Newswise — NEWARK, N.J. -- One of the final frontiers of science is the human brain. The brain is the source of our intelligence, feelings and ability to make our bodies move – as well as the locus of terrible diseases such as Parkinson’s and Alzheimer’s – and is as complicated as any object that scientists explore.
James M. Tepper, a professor of neuroscience at Rutgers University-Newark, is one of those explorers. For more than three decades, he and his colleagues have added to understanding of the brain and its innermost workings, much as explorers on ships added methodically to long-incomplete maps of the New World. The voyagers documented land masses and waterways. Tepper maps the myriad electrical impulses that course through the brain.
“It’s a bit like someone handing you a circuit without a circuit diagram,” Tepper explains, “but you have the circuit board in front of you, and you have volt meters and stimulators. Your job is to be able to decode the circuit and try to figure out what connects to what and, when it does connect there, what does it do.”
So intricate is Tepper’s work that he doesn’t even study the entire brain. His territory is the striatum, the largest portion of the basal ganglia, a set of structures below the cerebral cortex involved in voluntary motor behavior as well as cognition, learning and memory, emotion and motivation.
Parkinson’s disease, which experts say affects more than six million people around the world, can progressively degrade many of those functions, a primary reason why last September the National Institutes of Health awarded Tepper a five-year, $3.4 million grant to delve ever more deeply into the circuitry and function of the striatum.
“The NIH is well aware that the basal ganglia probably hold the key to finding a pathway to curing Parkinson’s,” says Denis Paré, director of the Center for Molecular and Behavioral Neuroscience at Rutgers University-Newark. “Jim Tepper has distinguished himself over many years as a leader in unlocking the secrets of the striatum and the basal ganglia.”
One way to understand Parkinson’s, according to Tepper, is to think of the screeching feedback that reverberates through a room when a microphone is held too close to a very loud speaker. Until it subsides, the senses of people in the room are overwhelmed. The process in the brain is, of course, much more complicated, but Tepper says “a feedback loop gone crazy” is an essential mechanism of Parkinson’s.
In a brain that functions normally, the billions of electrical impulses that neurons generate each second are generally independent of one another.
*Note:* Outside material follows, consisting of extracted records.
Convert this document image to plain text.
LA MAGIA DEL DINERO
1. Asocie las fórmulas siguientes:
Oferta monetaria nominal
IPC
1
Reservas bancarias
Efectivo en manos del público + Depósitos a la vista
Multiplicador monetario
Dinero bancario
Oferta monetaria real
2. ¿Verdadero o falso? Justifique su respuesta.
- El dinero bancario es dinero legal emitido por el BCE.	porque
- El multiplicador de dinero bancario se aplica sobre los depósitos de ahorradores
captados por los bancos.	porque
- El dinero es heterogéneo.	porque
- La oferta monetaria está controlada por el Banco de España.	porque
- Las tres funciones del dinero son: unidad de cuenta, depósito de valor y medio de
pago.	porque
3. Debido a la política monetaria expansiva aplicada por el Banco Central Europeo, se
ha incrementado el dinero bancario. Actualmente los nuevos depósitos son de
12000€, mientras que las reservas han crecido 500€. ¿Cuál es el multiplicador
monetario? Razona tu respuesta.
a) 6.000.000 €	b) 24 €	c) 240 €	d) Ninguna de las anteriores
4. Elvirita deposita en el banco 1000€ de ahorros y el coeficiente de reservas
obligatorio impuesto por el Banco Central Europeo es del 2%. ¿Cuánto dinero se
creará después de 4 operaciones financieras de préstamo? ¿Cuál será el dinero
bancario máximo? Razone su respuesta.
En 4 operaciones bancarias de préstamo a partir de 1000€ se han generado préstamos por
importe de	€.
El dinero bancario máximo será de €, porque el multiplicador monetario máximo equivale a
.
But in Parkinson’s, for unknown reasons, many of the impulses occur simultaneously, synchronize with one another and then bounce back and forth in unison between brain structures called the subthalamus and the globus pallidus, and elsewhere, generating their own form of pathological feedback.
Tepper says this “perfect storm” then overwhelms the brain’s ability to focus on muscle movement, memory and more. Unfortunately, the brain does not have a simple volume control to tame the howling neurological noise, a problem that probably cannot be solved at least until researchers like Tepper can fill in more gaps in the map of the brain’s circuitry.
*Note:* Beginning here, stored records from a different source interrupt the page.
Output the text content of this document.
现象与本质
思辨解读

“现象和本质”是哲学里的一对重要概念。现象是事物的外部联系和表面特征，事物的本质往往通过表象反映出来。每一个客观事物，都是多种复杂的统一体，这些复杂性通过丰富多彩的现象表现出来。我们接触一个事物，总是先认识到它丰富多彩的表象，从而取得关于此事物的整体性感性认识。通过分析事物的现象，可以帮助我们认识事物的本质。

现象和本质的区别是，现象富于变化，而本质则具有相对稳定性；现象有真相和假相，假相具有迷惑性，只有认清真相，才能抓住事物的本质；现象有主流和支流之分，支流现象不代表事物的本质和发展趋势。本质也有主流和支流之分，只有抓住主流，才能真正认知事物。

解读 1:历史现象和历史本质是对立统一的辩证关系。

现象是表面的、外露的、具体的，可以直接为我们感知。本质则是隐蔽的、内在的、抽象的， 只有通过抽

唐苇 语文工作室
Tepper’s role is especially important given the complexities of another potential path to solving Parkinson’s. Unlike Huntington’s disease, whose origins have been traced to mutations in a single gene, Tepper says Parkinson’s comes from a constellation of genes, making it difficult to pinpoint specific genetic defects and produce gene-based therapies to reverse them. So in the quest for a Parkinson’s cure, mapping the circuitry of the brain may be the most promising option, at least for the foreseeable future.
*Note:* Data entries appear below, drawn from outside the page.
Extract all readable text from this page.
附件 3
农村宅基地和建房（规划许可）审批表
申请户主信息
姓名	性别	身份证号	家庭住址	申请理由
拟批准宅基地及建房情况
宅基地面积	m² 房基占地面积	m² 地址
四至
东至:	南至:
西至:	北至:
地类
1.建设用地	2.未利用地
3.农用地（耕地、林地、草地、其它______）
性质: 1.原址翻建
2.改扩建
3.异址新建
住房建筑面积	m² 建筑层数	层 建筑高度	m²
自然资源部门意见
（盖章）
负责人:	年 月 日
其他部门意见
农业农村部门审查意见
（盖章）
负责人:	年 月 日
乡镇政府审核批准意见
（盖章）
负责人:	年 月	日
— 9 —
New tools are helping. One that excites Tepper is the ability to spot previously unidentifiable cells through genetic manipulation that turns cells with particular properties bright green when they are seen through a microscope. With that technique, Tepper and his team uncovered “several new kinds of cells in the striatum that nobody had ever been able to record from because there was no way to look at them and identify them or record their physiological properties.” Also, by inserting a light-sensitive bacterial protein called channel rhodopsin – similar to the light-sensing protein found in the retina of the eye – into cells whose characteristics they want to examine, Tepper has been able to cause specific neurons to fire under controlled conditions by shining laser light on them. Each technique helps to identify just a bit more of the circuitry that governs brain function.
Tepper’s work to reveal the intricacies of the brain has been long and painstaking, and will continue to be. “We don’t have patients,” he emphasizes. “We have cells and microcircruits.” On its own, Tepper says, his research will not uncover cures for Parkinson’s and other maladies that originate in the brain. But, he adds, “To understand what Parkinson’s disease is and how it comes about, one of the things you have to understand is how the striatum works. That is what we work on.”
Few are better positioned to succeed than Tepper, according to colleagues. “If Jim Tepper can uncover truly important mechanisms within the brain that were previously unknown and help pave the way to a Parkinson’s cure,” Paré says, “he will earn the gratitude of future researchers and patients alike.”